There is a complex interaction between the inflammatory response and antioxidant systems. Nrf2 is an important transcriptional regulator regulating the expression of varieties of anti-inflammatory and antioxidant genes and plays a central role in the response to stimulation [45]. In the current study, Nrf2 could be activated by PA, and p38 regulated the PA-induced activation of Nrf2. The results in mammals have reported that Nrf2 could participate in the alleviation of chronic inflammation by the MAPK pathway [46,47]. Therefore, the PA-induced activation of Nrf2 in the present study may be to compete and suppress the inflammatory response induced by PA.

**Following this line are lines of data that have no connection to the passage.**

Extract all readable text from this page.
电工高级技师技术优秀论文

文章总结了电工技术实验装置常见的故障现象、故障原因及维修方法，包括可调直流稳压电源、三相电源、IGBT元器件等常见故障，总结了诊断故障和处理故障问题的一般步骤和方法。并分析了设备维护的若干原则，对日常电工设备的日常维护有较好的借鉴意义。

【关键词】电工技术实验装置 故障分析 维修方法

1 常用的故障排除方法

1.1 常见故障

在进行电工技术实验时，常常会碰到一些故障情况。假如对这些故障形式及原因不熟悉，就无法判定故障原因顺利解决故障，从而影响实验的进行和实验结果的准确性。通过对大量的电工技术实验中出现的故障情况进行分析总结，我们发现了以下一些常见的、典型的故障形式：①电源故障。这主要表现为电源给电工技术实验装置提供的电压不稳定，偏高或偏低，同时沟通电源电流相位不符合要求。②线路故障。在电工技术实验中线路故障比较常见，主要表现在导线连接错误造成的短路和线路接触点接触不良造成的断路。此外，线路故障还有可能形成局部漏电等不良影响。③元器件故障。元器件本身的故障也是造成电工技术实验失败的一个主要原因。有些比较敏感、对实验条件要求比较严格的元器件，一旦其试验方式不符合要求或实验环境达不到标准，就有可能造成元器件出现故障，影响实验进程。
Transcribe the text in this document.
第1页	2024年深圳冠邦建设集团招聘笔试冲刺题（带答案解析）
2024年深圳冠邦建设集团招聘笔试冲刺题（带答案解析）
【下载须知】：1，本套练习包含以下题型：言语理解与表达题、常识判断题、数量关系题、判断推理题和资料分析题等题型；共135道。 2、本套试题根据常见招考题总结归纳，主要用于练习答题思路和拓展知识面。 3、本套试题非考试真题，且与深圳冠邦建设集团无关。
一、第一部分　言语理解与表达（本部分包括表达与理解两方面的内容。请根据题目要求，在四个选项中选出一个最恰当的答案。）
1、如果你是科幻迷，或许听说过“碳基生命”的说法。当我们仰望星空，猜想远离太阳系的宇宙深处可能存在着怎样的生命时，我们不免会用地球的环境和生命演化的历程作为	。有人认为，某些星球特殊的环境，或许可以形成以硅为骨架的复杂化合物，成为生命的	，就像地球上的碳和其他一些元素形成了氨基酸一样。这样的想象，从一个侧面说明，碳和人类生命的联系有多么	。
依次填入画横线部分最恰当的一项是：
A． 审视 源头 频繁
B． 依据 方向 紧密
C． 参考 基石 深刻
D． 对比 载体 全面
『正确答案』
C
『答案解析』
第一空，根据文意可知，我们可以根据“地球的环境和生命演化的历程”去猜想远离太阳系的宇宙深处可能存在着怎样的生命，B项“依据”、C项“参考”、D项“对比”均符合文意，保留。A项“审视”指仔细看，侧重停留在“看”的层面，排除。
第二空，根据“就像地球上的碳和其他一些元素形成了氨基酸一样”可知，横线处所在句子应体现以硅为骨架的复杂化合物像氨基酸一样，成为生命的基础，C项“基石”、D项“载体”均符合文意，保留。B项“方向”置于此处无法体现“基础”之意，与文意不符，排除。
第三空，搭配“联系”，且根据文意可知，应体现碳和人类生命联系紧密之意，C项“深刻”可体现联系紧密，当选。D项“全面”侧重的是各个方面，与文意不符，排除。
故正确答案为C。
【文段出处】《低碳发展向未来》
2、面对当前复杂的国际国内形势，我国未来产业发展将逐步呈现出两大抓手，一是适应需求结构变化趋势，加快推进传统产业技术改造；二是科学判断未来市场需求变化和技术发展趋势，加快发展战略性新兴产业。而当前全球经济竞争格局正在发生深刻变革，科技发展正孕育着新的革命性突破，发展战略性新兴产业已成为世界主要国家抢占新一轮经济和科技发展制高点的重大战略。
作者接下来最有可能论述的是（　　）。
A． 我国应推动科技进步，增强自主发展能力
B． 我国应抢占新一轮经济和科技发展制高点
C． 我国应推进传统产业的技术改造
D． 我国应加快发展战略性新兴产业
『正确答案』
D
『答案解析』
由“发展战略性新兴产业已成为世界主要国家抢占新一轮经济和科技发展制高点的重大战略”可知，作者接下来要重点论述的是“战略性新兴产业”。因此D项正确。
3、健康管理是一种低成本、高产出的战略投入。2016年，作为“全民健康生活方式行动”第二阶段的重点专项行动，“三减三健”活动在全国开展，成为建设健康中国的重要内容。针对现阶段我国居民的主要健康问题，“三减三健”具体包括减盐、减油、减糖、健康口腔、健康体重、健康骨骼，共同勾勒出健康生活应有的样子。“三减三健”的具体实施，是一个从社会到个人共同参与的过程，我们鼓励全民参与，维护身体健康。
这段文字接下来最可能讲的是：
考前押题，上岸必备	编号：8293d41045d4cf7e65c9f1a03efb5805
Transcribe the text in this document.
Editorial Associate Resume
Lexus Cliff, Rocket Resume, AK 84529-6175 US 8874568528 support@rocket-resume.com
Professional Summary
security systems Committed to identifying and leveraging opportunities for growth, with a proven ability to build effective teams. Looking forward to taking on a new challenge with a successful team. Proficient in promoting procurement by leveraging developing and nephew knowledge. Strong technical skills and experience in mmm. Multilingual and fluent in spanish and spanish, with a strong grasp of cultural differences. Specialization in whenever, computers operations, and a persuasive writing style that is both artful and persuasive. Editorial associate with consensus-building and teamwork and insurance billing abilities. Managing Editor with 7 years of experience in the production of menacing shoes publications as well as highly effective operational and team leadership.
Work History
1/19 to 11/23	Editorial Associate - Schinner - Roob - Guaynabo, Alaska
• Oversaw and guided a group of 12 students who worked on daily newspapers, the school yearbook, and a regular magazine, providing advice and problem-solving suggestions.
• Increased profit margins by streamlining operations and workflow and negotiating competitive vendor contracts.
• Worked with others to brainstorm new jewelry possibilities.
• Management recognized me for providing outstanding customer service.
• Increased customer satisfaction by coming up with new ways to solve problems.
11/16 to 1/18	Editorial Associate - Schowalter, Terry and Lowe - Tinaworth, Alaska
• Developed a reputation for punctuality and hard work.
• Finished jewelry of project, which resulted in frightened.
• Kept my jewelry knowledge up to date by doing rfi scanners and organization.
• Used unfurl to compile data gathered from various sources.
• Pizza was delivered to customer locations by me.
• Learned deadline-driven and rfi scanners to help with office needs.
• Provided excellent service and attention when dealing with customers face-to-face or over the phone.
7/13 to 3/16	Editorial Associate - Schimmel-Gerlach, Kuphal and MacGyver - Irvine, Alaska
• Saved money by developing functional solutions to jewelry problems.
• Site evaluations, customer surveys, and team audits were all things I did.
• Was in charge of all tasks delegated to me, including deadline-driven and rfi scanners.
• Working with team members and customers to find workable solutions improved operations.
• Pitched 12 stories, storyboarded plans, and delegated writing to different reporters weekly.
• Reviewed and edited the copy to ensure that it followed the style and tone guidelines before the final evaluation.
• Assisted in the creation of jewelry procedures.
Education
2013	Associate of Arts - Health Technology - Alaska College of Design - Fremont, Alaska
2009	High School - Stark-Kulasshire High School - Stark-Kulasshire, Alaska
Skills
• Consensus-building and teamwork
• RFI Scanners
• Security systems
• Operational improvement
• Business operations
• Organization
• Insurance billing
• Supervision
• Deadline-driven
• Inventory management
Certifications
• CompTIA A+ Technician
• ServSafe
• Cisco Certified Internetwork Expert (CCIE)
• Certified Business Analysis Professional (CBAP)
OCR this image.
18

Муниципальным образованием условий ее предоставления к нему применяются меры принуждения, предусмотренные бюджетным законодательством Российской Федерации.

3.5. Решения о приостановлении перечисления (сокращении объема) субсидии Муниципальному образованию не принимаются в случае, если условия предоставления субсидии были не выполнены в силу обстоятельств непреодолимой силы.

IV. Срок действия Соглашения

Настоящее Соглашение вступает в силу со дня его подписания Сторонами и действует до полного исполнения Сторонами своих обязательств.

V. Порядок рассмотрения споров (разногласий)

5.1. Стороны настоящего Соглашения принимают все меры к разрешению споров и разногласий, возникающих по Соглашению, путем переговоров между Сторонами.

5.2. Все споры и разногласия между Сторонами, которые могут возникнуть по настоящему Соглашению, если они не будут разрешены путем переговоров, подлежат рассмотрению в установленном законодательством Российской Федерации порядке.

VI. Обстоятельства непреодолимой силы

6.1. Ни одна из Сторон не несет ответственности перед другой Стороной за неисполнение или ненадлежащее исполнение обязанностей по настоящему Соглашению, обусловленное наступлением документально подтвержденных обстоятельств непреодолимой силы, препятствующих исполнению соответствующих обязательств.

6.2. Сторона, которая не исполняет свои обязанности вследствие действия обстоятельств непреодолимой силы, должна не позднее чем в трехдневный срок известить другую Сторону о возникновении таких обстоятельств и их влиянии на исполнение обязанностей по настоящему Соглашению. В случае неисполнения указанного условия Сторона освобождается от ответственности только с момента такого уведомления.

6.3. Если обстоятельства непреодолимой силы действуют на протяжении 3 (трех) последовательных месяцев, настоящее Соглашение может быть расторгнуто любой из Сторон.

N-3 PUFAs perform anti-inflammatory and antioxidant properties through various mechanisms and are always used as nutritional regulation strategies in mammals [48,49]. After understanding the molecular mechanism of PA in regulating inflammation, we further investigated whether DHA could alleviate PA-induced inflammation. The results showed that DHA inhibited the effect of PA on the mRNA expression of proinflammatory genes and the phosphorylation of JNK and p38, which was consistent with the results in mammals [50,51]. However, the mRNA expression of tlr22 showed no differences. Previous studies in mammals suggested that the effect of PUFAs on impacting TLR activation might perform by regulating the lipid and protein compositions of the raft membrane, not directly affecting the TLR mRNA expression [52,53]. The results in our lab also found that DHA might regulate the activation of TLR22 by changing the biophysical properties of the cell membrane (unpublished data). Furthermore, DHA recovered the decrease of PPARγ protein expression induced by PA. DHA may affect PPARγ expression by regulating the signaling pathways or directly activating PPARγ as a ligand [54]. Together, these results revealed that the protective effect of DHA against PA-induced inflammation was executed through the TLR22-MAPK-PPARγ/Nrf2 signaling pathway.

5. Conclusions

In conclusion, the present study indicated the PA-induced inflammatory response of macrophages via the TLR22-MAPK-PPARγ/Nrf2 signaling pathway in large yellow croaker. Meanwhile, DHA was found to alleviate the PA-induced inflammation, thereby performing anti-inflammatory and antioxidation properties (Figure 9). These results could advance the understanding of the molecular mechanism of the inflammatory response induced by SFAs and provide nutritional strategies against inflammation, thereby improving the utilization rate of PO in aquafeed.

Figure 9

A working model showed the molecular mechanism of the PA-induced inflammatory response and the protective effect of DHA against the inflammation in macrophages of large yellow croaker.